Republicans push vote for key immigration bill into next week
Republicans — in a last minute decision — decided to postpone a vote on a comprehensive immigration bill for the second time in less than a day, a sign of the struggles leaders are having to unite the conference on such a contentious topic.
An aide told CNN that the plan is for members to work over the weekend to try to craft a bill that can gain more support next week.
“There’s active negotiations,” said Rep. Joe Barton, a Republican from Texas. “They are just going to try and take (it) and add a few things to it to get another 20 votes.”
According to two people in the room, the decision to postpone the vote came in the final 20 minutes of the conference meeting when many of the members had already left. Majority Whip Steve Scalise and Majority Leader Kevin McCarthy “saw a potential opening” in the discussions, per one person. The decision was made to try to make something happen in the days ahead.
“It was a well-attended conference where it gave our entire conference an opportunity to have a full discussion on these very important issues,” said Rep. Jeff Denham, a Republican from California who has worked with lawmakers for weeks on compromise legislation.
“While we’ve all been in negotiations the last several weeks, we feel like we’ve continued these good discussions on, but two new issues came up. We’re having a discussion about E-verify and ag jobs, two more very important issues that we have yet to discuss so far, so we’re going to spend the weekend and delay a vote until next week and see if we can come to a compromise on those two final issues,” he added.
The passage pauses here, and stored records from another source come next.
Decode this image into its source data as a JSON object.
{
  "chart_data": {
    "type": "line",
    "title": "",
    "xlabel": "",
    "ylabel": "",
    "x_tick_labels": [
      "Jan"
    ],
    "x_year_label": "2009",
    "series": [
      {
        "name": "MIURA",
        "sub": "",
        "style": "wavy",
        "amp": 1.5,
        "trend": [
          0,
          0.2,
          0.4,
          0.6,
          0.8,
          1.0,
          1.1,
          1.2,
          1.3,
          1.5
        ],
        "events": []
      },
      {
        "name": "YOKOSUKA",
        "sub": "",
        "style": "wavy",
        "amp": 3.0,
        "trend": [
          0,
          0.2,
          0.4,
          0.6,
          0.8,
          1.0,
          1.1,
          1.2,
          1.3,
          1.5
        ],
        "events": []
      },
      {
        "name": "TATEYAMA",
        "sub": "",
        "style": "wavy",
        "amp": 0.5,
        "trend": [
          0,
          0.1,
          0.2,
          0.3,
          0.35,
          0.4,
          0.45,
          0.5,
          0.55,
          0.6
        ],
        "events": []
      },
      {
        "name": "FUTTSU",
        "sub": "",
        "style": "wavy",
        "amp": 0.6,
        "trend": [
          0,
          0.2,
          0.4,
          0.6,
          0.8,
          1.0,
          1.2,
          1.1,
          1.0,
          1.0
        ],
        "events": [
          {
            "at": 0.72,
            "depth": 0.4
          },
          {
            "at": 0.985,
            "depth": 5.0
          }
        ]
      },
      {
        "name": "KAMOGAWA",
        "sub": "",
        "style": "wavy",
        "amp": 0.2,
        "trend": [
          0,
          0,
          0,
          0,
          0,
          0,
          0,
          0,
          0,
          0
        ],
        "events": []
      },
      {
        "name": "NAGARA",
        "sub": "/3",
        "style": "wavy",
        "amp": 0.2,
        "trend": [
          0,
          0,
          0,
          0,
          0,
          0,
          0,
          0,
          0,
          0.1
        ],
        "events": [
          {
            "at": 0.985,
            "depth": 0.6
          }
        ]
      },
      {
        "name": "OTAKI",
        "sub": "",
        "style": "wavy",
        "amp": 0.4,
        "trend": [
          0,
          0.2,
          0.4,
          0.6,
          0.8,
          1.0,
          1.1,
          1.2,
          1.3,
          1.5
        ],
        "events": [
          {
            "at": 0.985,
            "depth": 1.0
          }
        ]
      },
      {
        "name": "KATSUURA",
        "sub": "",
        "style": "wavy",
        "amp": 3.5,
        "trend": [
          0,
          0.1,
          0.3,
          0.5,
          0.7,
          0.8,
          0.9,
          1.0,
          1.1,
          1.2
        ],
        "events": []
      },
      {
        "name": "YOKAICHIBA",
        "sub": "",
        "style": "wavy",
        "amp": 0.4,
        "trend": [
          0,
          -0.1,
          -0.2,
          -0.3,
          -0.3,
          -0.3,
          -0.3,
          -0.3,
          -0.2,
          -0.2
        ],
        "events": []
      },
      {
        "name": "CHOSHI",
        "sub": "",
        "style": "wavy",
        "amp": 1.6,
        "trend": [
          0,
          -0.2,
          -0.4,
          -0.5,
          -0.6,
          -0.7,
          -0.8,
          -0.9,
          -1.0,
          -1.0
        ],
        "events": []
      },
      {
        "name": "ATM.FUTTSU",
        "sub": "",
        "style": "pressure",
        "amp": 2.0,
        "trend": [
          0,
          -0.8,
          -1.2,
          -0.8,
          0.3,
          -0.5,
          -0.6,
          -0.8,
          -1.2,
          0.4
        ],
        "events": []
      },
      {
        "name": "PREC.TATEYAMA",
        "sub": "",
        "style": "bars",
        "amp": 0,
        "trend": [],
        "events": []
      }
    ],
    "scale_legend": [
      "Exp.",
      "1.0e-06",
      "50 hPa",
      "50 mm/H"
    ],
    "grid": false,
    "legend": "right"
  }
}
For days, aides and members had been trying to tamp down expectations for the compromise vote, noting that the most important thing was to put a bill on the floor to assuage concerns of House moderates rather than actually pass something, but the move Thursday night suggested that there was still more work to be done. And the optics became more complicated for leaders Thursday when the conservative immigration bill — the one that members had said would not have the votes and shorthanded as the Goodlatte bill after Rep. Bob Goodlatte of Virginia — earned more votes than expected although it still failed.
The announcement that the vote was postponed came at the end of two-hour conference meeting where members went point by point through the massive immigration bill.
“I think the fact they’re going through the bill section by section at 5:15 p.m. the day before the bill is going to be voted on is indicative of there is more work that needs to be done,” Nevada Republican Rep. Mark Amodei said before the bill was postponed.